Game 3 is Monday night in Montreal, with Game 4 on Thursday night. Between them, the Bruins will practice at the site of the U.S. hockey team's Miracle on Ice in the 1980 Olympics.
"We've made it hard on ourselves," forward Mark Recchi said. "But we'll give Montreal some credit and go in their building and try to do what they did to us."
Tim Thomas made 23 saves, but the Bruins fell behind quickly as they struggled to adapt without Chara.
"That's part of playoff hockey: having the players available that you have in your organization," Canadiens coach Jacques Martin said.
Patrice Bergeron's second-period goal cut the deficit to 2-1 and snapped a postseason scoreless streak that dated to the team's unprecedented collapse after taking a 3-0 lead on Philadelphia in last year's Eastern Conference semifinals. The loss was Boston's sixth in a row in the playoffs.
"We all know what's on the line and what happened last year," Bruins defenseman Dennis Seidenberg said. "It is in the back of our mind."
But Yannick Weber made it 3-1 with 2:29 left in the second, and the Bruins were booed off the ice by their home fans after the period, just as they were in the first.
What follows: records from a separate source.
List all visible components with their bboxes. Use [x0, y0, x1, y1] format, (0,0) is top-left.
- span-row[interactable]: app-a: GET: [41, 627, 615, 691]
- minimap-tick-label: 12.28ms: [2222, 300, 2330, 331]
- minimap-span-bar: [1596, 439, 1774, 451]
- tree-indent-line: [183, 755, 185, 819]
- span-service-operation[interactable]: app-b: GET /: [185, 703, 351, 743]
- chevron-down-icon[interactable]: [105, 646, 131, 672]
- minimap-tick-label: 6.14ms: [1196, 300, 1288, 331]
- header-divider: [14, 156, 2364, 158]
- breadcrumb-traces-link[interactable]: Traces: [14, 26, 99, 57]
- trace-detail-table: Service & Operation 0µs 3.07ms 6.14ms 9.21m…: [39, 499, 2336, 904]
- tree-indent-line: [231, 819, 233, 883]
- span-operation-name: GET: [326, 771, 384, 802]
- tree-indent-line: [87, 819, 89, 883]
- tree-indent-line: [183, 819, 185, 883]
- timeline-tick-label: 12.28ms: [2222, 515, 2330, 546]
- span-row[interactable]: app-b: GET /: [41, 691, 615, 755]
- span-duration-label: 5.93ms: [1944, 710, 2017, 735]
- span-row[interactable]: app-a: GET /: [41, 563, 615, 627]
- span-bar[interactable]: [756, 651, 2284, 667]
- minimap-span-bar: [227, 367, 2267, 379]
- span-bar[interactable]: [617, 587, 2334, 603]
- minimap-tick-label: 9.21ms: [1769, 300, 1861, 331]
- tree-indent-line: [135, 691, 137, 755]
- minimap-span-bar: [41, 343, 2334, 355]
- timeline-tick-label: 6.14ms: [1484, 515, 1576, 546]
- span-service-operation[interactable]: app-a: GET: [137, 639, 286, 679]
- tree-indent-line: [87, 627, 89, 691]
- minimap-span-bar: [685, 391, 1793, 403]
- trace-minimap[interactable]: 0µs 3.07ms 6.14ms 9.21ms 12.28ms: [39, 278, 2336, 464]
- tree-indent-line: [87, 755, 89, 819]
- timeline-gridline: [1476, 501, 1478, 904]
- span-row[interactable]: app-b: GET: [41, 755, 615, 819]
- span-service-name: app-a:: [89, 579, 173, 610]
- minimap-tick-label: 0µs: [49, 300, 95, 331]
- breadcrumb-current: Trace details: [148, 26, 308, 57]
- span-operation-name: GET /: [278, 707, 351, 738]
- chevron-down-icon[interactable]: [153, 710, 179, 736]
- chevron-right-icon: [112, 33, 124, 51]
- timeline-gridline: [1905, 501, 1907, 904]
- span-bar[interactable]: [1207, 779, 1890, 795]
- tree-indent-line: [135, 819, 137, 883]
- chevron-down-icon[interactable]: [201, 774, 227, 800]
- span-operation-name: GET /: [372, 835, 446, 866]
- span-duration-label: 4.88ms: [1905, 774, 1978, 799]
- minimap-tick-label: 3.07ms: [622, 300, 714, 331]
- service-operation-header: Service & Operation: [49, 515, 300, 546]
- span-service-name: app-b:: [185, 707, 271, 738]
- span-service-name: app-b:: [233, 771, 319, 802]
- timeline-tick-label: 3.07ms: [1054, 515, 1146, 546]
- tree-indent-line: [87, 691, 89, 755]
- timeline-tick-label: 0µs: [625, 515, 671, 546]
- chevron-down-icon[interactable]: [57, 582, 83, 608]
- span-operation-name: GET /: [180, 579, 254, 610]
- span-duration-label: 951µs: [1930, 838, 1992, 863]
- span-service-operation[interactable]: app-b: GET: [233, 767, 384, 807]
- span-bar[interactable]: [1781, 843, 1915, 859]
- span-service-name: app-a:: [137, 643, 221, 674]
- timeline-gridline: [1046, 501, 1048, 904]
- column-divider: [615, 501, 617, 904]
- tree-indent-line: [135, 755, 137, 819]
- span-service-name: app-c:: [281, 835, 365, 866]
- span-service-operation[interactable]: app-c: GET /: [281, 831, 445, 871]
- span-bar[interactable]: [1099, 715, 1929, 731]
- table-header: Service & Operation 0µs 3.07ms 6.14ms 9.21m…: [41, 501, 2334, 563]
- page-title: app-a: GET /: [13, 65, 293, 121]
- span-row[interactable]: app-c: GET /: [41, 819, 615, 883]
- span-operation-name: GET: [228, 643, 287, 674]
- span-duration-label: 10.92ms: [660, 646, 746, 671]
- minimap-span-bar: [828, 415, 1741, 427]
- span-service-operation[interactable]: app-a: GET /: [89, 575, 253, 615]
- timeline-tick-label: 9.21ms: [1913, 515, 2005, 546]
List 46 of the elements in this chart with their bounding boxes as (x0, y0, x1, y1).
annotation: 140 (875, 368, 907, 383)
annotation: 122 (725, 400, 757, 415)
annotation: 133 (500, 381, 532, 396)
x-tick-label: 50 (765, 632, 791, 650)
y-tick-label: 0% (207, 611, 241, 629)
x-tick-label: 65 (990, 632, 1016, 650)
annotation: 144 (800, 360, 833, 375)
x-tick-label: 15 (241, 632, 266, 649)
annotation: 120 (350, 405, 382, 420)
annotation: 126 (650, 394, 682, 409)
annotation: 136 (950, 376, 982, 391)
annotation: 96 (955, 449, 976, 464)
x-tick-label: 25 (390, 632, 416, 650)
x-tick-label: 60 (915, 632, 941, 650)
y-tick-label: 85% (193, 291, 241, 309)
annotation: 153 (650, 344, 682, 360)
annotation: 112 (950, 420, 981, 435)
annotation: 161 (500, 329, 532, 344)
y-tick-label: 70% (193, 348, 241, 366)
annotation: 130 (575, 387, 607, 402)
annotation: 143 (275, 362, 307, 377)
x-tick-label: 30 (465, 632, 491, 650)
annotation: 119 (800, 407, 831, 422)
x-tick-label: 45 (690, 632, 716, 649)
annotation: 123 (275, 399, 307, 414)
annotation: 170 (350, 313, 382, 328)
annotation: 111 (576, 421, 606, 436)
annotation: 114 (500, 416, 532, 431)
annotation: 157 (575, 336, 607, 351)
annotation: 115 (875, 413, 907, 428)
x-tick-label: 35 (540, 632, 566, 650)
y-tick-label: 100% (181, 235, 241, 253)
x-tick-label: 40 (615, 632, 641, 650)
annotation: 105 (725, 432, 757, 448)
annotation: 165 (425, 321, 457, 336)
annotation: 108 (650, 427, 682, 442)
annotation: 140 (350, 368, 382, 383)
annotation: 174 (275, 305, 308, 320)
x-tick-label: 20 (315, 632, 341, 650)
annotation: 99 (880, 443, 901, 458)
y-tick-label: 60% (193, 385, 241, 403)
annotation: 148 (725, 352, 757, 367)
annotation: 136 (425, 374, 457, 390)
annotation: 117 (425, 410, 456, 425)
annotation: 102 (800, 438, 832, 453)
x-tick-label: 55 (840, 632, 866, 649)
In the third, the "Fire Julien!" chants began in the upper deck as the coach stood behind the bench, arms crossed.
The Bruins pulled Thomas for an extra skater, but did not get a shot off in the final minute.
"Let's be honest: Our team has not played at all close to the way we can," Julien said. "If they're going to score some goals, they're going to need to earn them more than they have. We had to work pretty hard to get that one goal. I don't think they had to work as hard to get theirs."
Cammalleri scored just 43 seconds into the game when he slammed home the rebound of James Wisniewski's shot after defenseman Johnny Boychuk turned the puck over right outside the blue line. Just 97 seconds later, six seconds into a power play, Darche tipped in a shot after a weak clearing attempt by Bruins defenseman Andrew Ference. It was Darche's first career playoff goal.
The Bruins finally scored with 12:22 left in the second period when Recchi brought it over the blue line and crossed it over to Brad Marchand. He sent it into the middle and Bergeron redirected it behind Price, who had come out to cut down the angle.
That was Boston's first playoff goal since Milan Lucic scored in the first period to give the Bruins a 3-0 lead in Game 7 against the Flyers in last year's Eastern Conference semifinals -- a span of 1:33:28. The Bruins blew a 3-0 lead in games and a 3-0 lead in goals in the final game for one of the worst collapses in playoff history, in any sport.
But Montreal restored the two-goal lead with 2:29 left in the second when Lars Eller took a shot from the top of the right circle and Thomas knocked the rebound right to an uncovered Hamrlik.
- April 16 is the anniversary of Montreal's victories over Boston to win both the 1953 and 1957 Stanley Cup titles.
- Canadiens D Hal Gill played in his 100th career playoff game. The first 36 were with the Bruins. He is still looking for his first goal.
- Eller recorded his first playoff point.
- Darche's goal was the first NHL playoff goal by a McGill graduate in 58 years, since Johnny Peirson and Reggie Sinclair each scored in 1953, the school said.